Gah! Grace used his palm again, hating this car ride, hating the rain that had started falling as he and Hunter had rushed back to the hotel so Grace could change, and especially hating the fact that his heart felt as flayed and raw as his feet.
“Once,” he admitted thickly.
Artur made as if to spit, and then looked around the small Lyft car as though remembering where he was.
“Mudak! Gandon!” he swore, and Grace’s eyebrows lifted. He spoke very little Russian, but he had a feeling no one would find those two words on Duolingo anytime soon.
“I thought I loved him,” Grace mumbled.
“He was not worth your spit,” Artur said, voice low. “Do you know where he is now?”
“Rehab?” Grace honestly didn’t know. Gabriel Hu had been older than he was by three years, and following him around as he’d vandalized stores and bullied smaller children hadn’t been fun. But then Gabe would turn those inscrutable green eyes on Grace and say something sweet, and Grace would think, “He’s awful to everyone else. I must be special.”

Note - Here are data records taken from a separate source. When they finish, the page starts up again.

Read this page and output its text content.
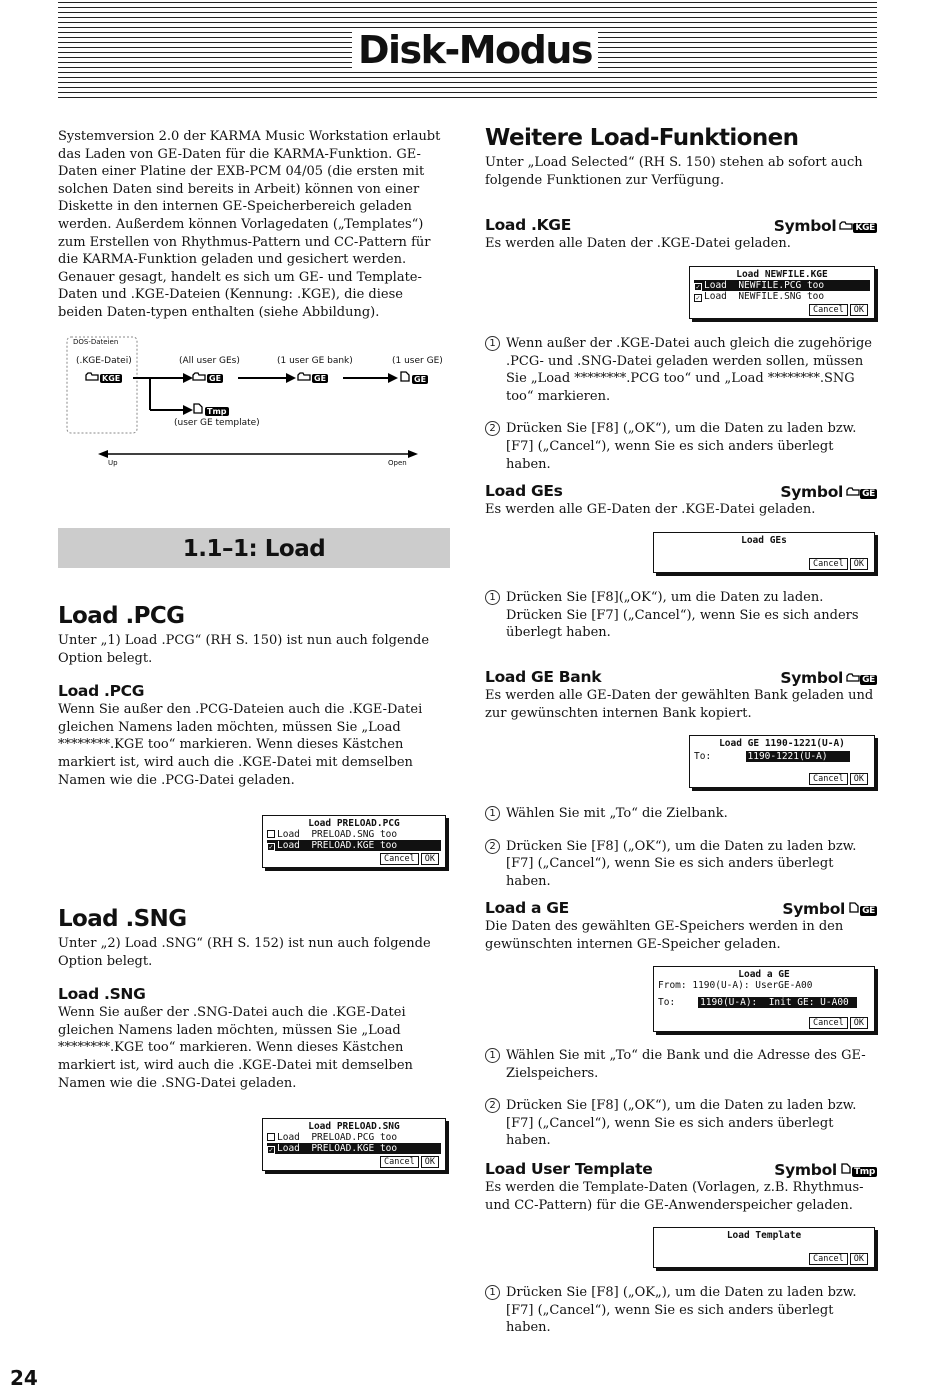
Disk-Modus
Systemversion 2.0 der KARMA Music Workstation erlaubt das Laden von GE-Daten für die KARMA-Funktion. GE-Daten einer Platine der EXB-PCM 04/05 (die ersten mit solchen Daten sind bereits in Arbeit) können von einer Diskette in den internen GE-Speicherbereich geladen werden. Außerdem können Vorlagedaten („Templates“) zum Erstellen von Rhythmus-Pattern und CC-Pattern für die KARMA-Funktion geladen und gesichert werden. Genauer gesagt, handelt es sich um GE- und Template-Daten und .KGE-Dateien (Kennung: .KGE), die diese beiden Daten-typen enthalten (siehe Abbildung).
DOS-Dateien
(.KGE-Datei)	(All user GEs)	(1 user GE bank)	(1 user GE)
(user GE template)
Up	Open
KGE	GE	GE	GE
Tmp
1.1–1: Load
Load .PCG
Unter „1) Load .PCG“ (RH S. 150) ist nun auch folgende Option belegt.
Load .PCG
Wenn Sie außer den .PCG-Dateien auch die .KGE-Datei gleichen Namens laden möchten, müssen Sie „Load ********.KGE too“ markieren. Wenn dieses Kästchen markiert ist, wird auch die .KGE-Datei mit demselben Namen wie die .PCG-Datei geladen.
Load PRELOAD.PCG
Load  PRELOAD.SNG too
✓ Load  PRELOAD.KGE too
Cancel OK
Load .SNG
Unter „2) Load .SNG“ (RH S. 152) ist nun auch folgende Option belegt.
Load .SNG
Wenn Sie außer der .SNG-Datei auch die .KGE-Datei gleichen Namens laden möchten, müssen Sie „Load ********.KGE too“ markieren. Wenn dieses Kästchen markiert ist, wird auch die .KGE-Datei mit demselben Namen wie die .SNG-Datei geladen.
Load PRELOAD.SNG
Load  PRELOAD.PCG too
✓ Load  PRELOAD.KGE too
Cancel OK
Weitere Load-Funktionen
Unter „Load Selected“ (RH S. 150) stehen ab sofort auch folgende Funktionen zur Verfügung.
Load .KGE	Symbol KGE
Es werden alle Daten der .KGE-Datei geladen.
Load NEWFILE.KGE
✓ Load  NEWFILE.PCG too
✓ Load  NEWFILE.SNG too
Cancel OK
1 Wenn außer der .KGE-Datei auch gleich die zugehörige .PCG- und .SNG-Datei geladen werden sollen, müssen Sie „Load ********.PCG too“ und „Load ********.SNG too“ markieren.
2 Drücken Sie [F8] („OK“), um die Daten zu laden bzw. [F7] („Cancel“), wenn Sie es sich anders überlegt haben.
Load GEs	Symbol GE
Es werden alle GE-Daten der .KGE-Datei geladen.
Load GEs
Cancel OK
1 Drücken Sie [F8](„OK“), um die Daten zu laden. Drücken Sie [F7] („Cancel“), wenn Sie es sich anders überlegt haben.
Load GE Bank	Symbol GE
Es werden alle GE-Daten der gewählten Bank geladen und zur gewünschten internen Bank kopiert.
Load GE 1190-1221(U-A)
To:	1190-1221(U-A)
Cancel OK
1 Wählen Sie mit „To“ die Zielbank.
2 Drücken Sie [F8] („OK“), um die Daten zu laden bzw. [F7] („Cancel“), wenn Sie es sich anders überlegt haben.
Load a GE	Symbol GE
Die Daten des gewählten GE-Speichers werden in den gewünschten internen GE-Speicher geladen.
Load a GE
From: 1190(U-A): UserGE-A00
To:	1190(U-A):  Init GE: U-A00
Cancel OK
1 Wählen Sie mit „To“ die Bank und die Adresse des GE-Zielspeichers.
2 Drücken Sie [F8] („OK“), um die Daten zu laden bzw. [F7] („Cancel“), wenn Sie es sich anders überlegt haben.
Load User Template	Symbol Tmp
Es werden die Template-Daten (Vorlagen, z.B. Rhythmus- und CC-Pattern) für die GE-Anwenderspeicher geladen.
Load Template
Cancel OK
1 Drücken Sie [F8] („OK„), um die Daten zu laden bzw. [F7] („Cancel“), wenn Sie es sich anders überlegt haben.
24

Then Gabe had scored some junk and said, “Here, let me show you how it’s done!”
The next thing Grace remembered was waking up in the hospital, because the only good thing Gabriel had ever done for another soul was call Josh Salinger when Grace had begun to convulse.
Gabe had disappeared then—he’d been a rich kid, like Grace, and word had gotten around school that his parents had moved and put him in rehab. Grace hadn’t even gotten a text. But he had been moved out of his parents’ house and into the bedroom next to Josh’s even before he’d gotten out of the hospital.